Sur le vif
Mohamed Nait Youssef
«L’absurde naît de cette confrontation entre l’appel humain et le silence déraisonnable du monde.», écrivait Albert Camus dans “Le mythe de Sisyphe” (1942). Edgar Morin, 102 ans, était l’invité d’honneur de la 2e édition du Festival du livre africain de Marakech (FLAM) qui a eu lieu du 8 au 11 février à la ville ocre. Lors de son discours lucide, puissant, franc et sincère, l’éminent philosophe et sociologue n’a pas mâché ses mots en évoquant la «tragédie horrible» à Gaza. «Je pense que nous vivons une tragédie horrible.», a-t-il déploré. Ses réflexions profondes, engagées et humanistes n’ont pas pris une seule ride. Dans son témoignage poignant, Edgar Morin a dénoncé le carnage massif, le silence des Etats et du monde face aux crimes commis par Israël à Gaza. Face au silence incompréhensible et inquiétant de l’intelligentsia, le philosophe a mis les mots sur les maux d’un peuple déchiré par la guerre. Edgar Morin est l’exemple des penseurs impliqués ayant œuvré pour une humanité partagée, solidaire, juste. Et c’est en témoignant, dit-il, qu’on brise ce silence. D’où en effet l’une des tâches majeures des intellectuels : dénoncer l’injustice et battre en brèche toutes les violences, les guerres, les violations… En ces temps troublés où de nombreuses voix ont recouru au silence, Edgar Morin a appelé à « regarder les choses en face ». Il faudrait de l’audace, ici et maintenant. C’est une urgence : arrêter la sale guerre Israélienne contre Gaza.
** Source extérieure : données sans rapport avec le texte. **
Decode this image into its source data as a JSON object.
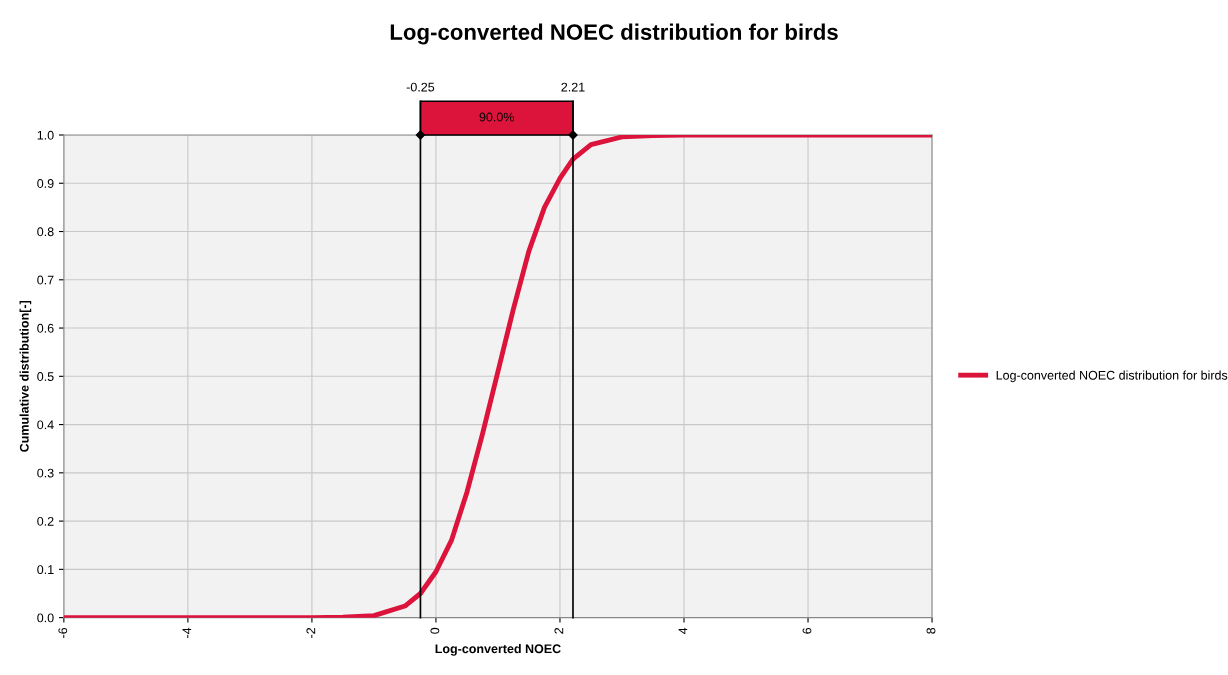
{
  "chart_data": {
    "type": "line",
    "title": "Log-converted NOEC distribution for birds",
    "xlabel": "Log-converted NOEC",
    "ylabel": "Cumulative distribution[-]",
    "x": [
      -6,
      -2,
      -1.5,
      -1,
      -0.5,
      -0.25,
      0,
      0.25,
      0.5,
      0.75,
      1,
      1.25,
      1.5,
      1.75,
      2,
      2.21,
      2.5,
      3,
      3.5,
      4,
      8
    ],
    "series": [
      {
        "name": "Log-converted NOEC distribution for birds",
        "color": "#dc143c",
        "values": [
          0,
          0,
          0.001,
          0.004,
          0.024,
          0.05,
          0.095,
          0.16,
          0.26,
          0.38,
          0.51,
          0.64,
          0.76,
          0.85,
          0.91,
          0.95,
          0.98,
          0.996,
          0.999,
          1.0,
          1.0
        ]
      }
    ],
    "xlim": [
      -6,
      8
    ],
    "xticks": [
      -6,
      -4,
      -2,
      0,
      2,
      4,
      6,
      8
    ],
    "ylim": [
      0,
      1
    ],
    "yticks": [
      {
        "value": 0,
        "label": "0.0"
      },
      {
        "value": 0.1,
        "label": "0.1"
      },
      {
        "value": 0.2,
        "label": "0.2"
      },
      {
        "value": 0.3,
        "label": "0.3"
      },
      {
        "value": 0.4,
        "label": "0.4"
      },
      {
        "value": 0.5,
        "label": "0.5"
      },
      {
        "value": 0.6,
        "label": "0.6"
      },
      {
        "value": 0.7,
        "label": "0.7"
      },
      {
        "value": 0.8,
        "label": "0.8"
      },
      {
        "value": 0.9,
        "label": "0.9"
      },
      {
        "value": 1.0,
        "label": "1.0"
      }
    ],
    "ref_lines": [
      {
        "axis": "x",
        "value": -0.25,
        "label": "-0.25",
        "color": "#000000"
      },
      {
        "axis": "x",
        "value": 2.21,
        "label": "2.21",
        "color": "#000000"
      }
    ],
    "annotations": [
      "90.0%"
    ],
    "grid": true,
    "legend": "right",
    "marker": "none",
    "line_style": "solid"
  }
}
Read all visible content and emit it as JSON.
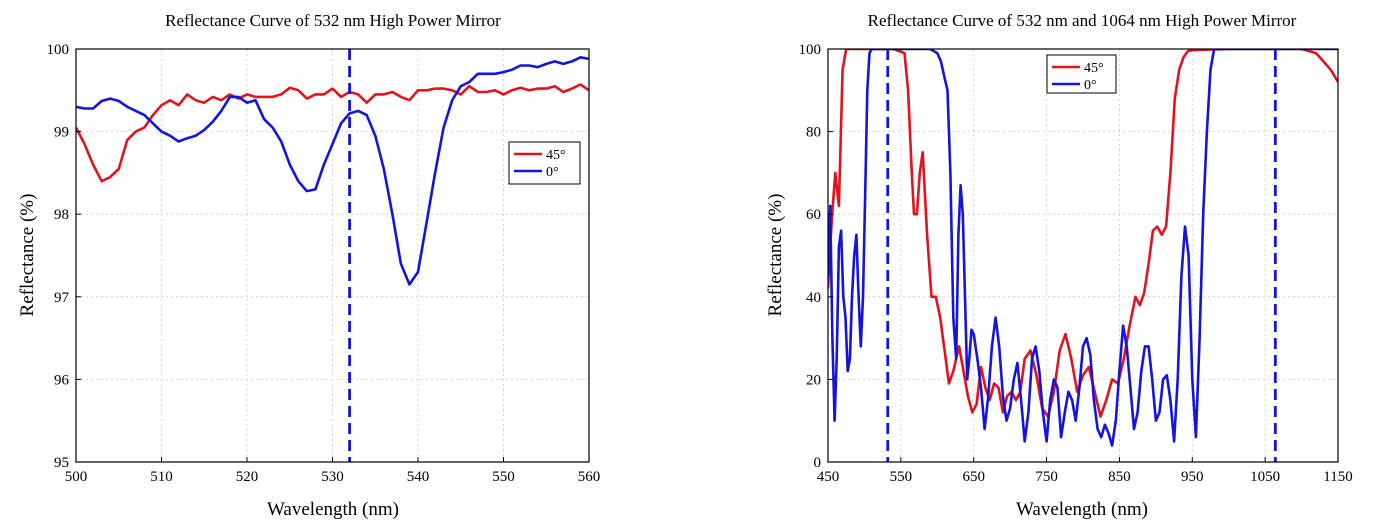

Les intellectuels et les voix libres et engagées assument une grande responsabilité en avalant leurs langues en ces moments curiaux que traverse l’humanité. Car, ce sont des innocents, des enfants, des femmes, des humains qui meurent chaque jour au su et au vu de tous. C’est l’un des rôles centraux de l’intellectuel : dire NON aux boucheries et à la tuerie. Le message d’Edgar Morin est clair et juste : briser le silence, témoigner et dénoncer la «tragédie horrible» à Gaza. C’est un devoir qui devrait être accompli par les voix libres, humanistes et engagées. C’est une urgence.